Always interested in genealogy, Lape, a Westlake resident, first heard about Lizzie at age 19. But she said it was the digitization of old newspapers that ignited her search. “When that happened, there was an explosion of opportunity to find out more about her because they didn’t hesitate to write about her,” Lape said in a phone interview.
Piecing together the newspaper accounts, interviews and information found on genealogy websites, Lape began to tie together the threads that were Lizzie’s life, beginning with her 1853 birth in Whitley County, Ky., weaving through Chicago, Ill., where she survived the Great Chicago Fire of 1871, and the Ohio towns of Dayton, Lima, Marion, Cuyahoga Falls, Akron, Stow and New Cumberland. But there was one common thread. Despite eight husbands and the customs of the time, she was able to own her “businesses.”
“When I started to research her story, I was embarrassed and curious about such an oddity in the family. But when I dug into the story and found what she was doing at a time when women barely owned property … and how she was fighting in the courts with the best lawyers money could buy, I thought she was a smart businesswoman,” Lape recalled. “As far as I could tell, she didn’t lose very often. She was tenacious.”
Even though Lape said Lizzie’s story literally “jumped out of the computer” as she put the puzzle together, a book was not what she had in mind. Because she had to share her findings, she sent them, bit by bit, to her father, Bob Lape, a veteran journalist. Her stepmother, Joanna Pruess, also a writer, “literally looked over his shoulder” and became caught up in the tale.

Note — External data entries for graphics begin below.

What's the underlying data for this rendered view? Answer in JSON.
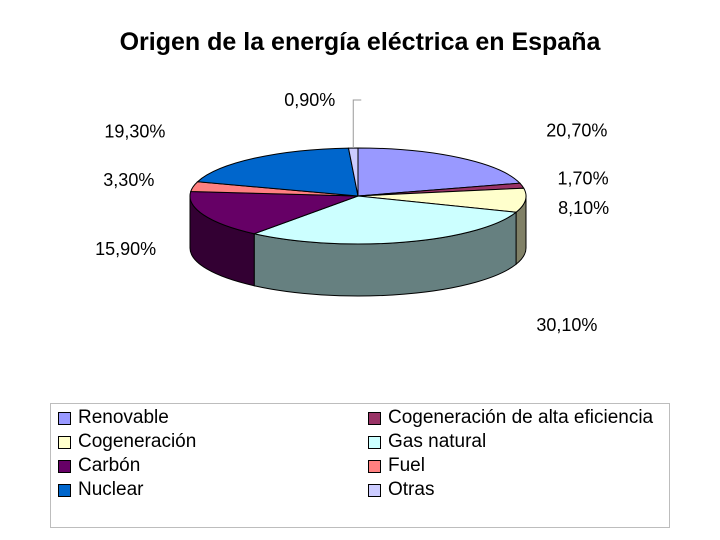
{
  "chart_data": {
    "type": "pie",
    "title": "Origen de la energía eléctrica en España",
    "categories": [
      "Renovable",
      "Cogeneración de alta eficiencia",
      "Cogeneración",
      "Gas natural",
      "Carbón",
      "Fuel",
      "Nuclear",
      "Otras"
    ],
    "values": [
      20.7,
      1.7,
      8.1,
      30.1,
      15.9,
      3.3,
      19.3,
      0.9
    ],
    "data_labels": [
      "20,70%",
      "1,70%",
      "8,10%",
      "30,10%",
      "15,90%",
      "3,30%",
      "19,30%",
      "0,90%"
    ],
    "colors": [
      "#9999FF",
      "#993366",
      "#FFFFCC",
      "#CCFFFF",
      "#660066",
      "#FF8080",
      "#0066CC",
      "#CCCCFF"
    ],
    "style": "3d-pie",
    "legend_position": "bottom"
  }
}
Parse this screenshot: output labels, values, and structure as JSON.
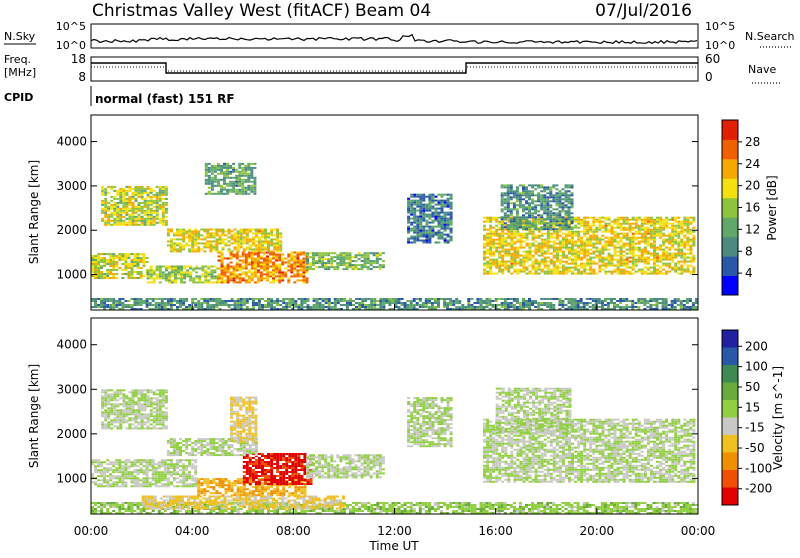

“She called me up out of the blue and said, ‘Deb, you’re writing a book. You’re not just writing little vignettes,’” Lape recalled. Pruess put her in touch with editor Wendy Raymont, whom Lape said helped lay out a plan. “She said, ‘Don’t tell the story in the order in which you discovered it, tell it in the order of Lizzie’s life,’” Lape noted.

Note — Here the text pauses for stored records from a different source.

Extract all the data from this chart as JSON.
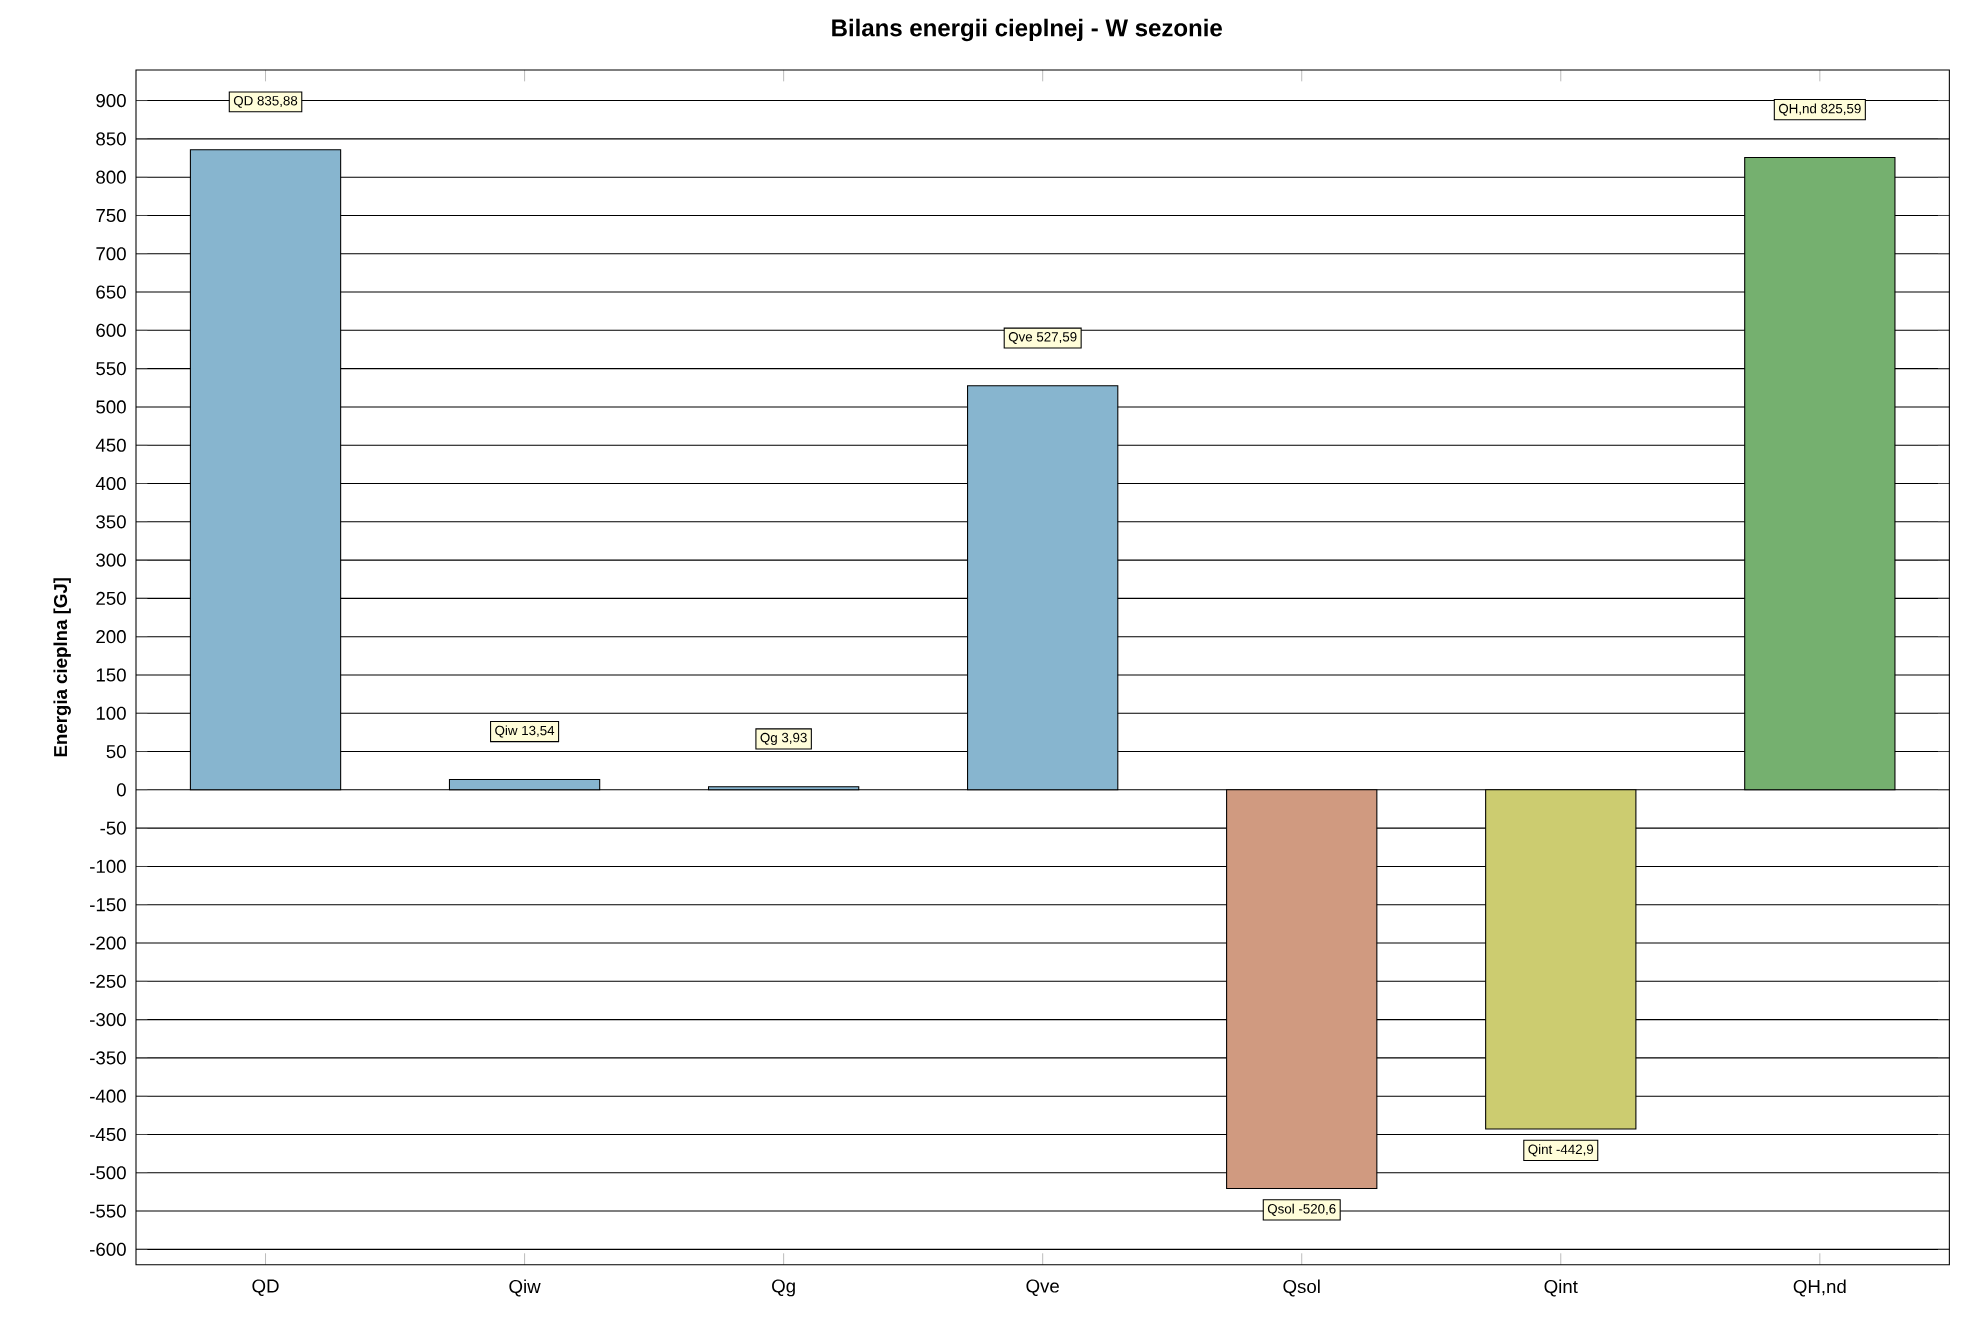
{
  "chart_data": {
    "type": "bar",
    "title": "Bilans energii cieplnej - W sezonie",
    "ylabel": "Energia cieplna [GJ]",
    "categories": [
      "QD",
      "Qiw",
      "Qg",
      "Qve",
      "Qsol",
      "Qint",
      "QH,nd"
    ],
    "values": [
      835.88,
      13.54,
      3.93,
      527.59,
      -520.6,
      -442.9,
      825.59
    ],
    "value_labels": [
      "QD 835,88",
      "Qiw 13,54",
      "Qg 3,93",
      "Qve 527,59",
      "Qsol -520,6",
      "Qint -442,9",
      "QH,nd 825,59"
    ],
    "colors": [
      "#87b5cf",
      "#87b5cf",
      "#87b5cf",
      "#87b5cf",
      "#d09a80",
      "#cccc70",
      "#75b06f"
    ],
    "ylim": [
      -620,
      940
    ],
    "yticks": [
      -600,
      -550,
      -500,
      -450,
      -400,
      -350,
      -300,
      -250,
      -200,
      -150,
      -100,
      -50,
      0,
      50,
      100,
      150,
      200,
      250,
      300,
      350,
      400,
      450,
      500,
      550,
      600,
      650,
      700,
      750,
      800,
      850,
      900
    ],
    "grid": "y"
  }
}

Taking Raymont’s advice, Lape was neither too coy nor too explicit about Lizzie, who began her career in Chicago, supposedly making her best customer Jeremiah Lape husband No. 1. (All of her marriages ended in divorce.) She owned several properties during her career, including the notorious White Pigeon saloon and “resort” in Marion. Legend has it that future president Warren Harding may have visited Lizzie’s establishments as a young newspaper editor in that town. Lape said one of the jewels she discovered was a letter to the editor of the Shelby Ohio Daily Globe, written by Lizzie in 1904, stating that she was changing her ways. “I’d written the whole book, then Lizzie confessed to me,” Lape said.
Lizzie had two children, Arville Lape, Deb’s great-grandfather, and, much later in life, a daughter, Mary Veon. “She made some bad choices for her son,” Lape said, noting that Arville often seemed abandoned, and spent time in the Mansfield Reformatory. “But she got a second chance with her grandson,” Lape said. According to journals kept by her grandfather Cleo, Lizzie was a caring grandmother, raising him like a brother to Mary.

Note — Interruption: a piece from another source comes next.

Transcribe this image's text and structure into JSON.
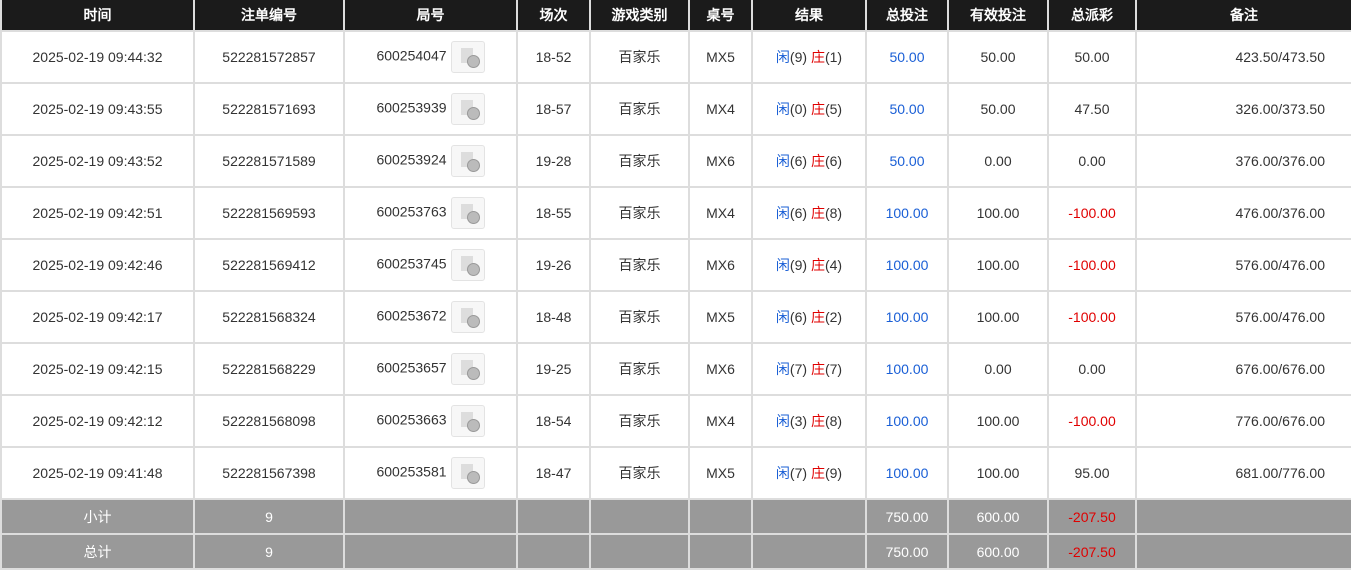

Lizzie’s trail ends, according to Lape, in Cleo’s 1918 journal entries. She said she has no clue if Lizzie moved on, married yet again after divorcing her last husband or succumbed to the Spanish influenza epidemic raging throughout the country at the time.
“I thought this was a gem of a story. It resonated because a lot of times people just marginalize people like Lizzie; it’s very easy to do. But when you look closely, you can see her struggles and issues,” Lape said.
Asked if she sees anything of Lizzie in herself, Lape said that while she has a quieter personality and more centered “moral compass,” they do share love of family. “We both loved my grandpa. We (her family) came from her and some of her survives in us. When I want to feel stronger, I say I better channel my inner Lizzie.”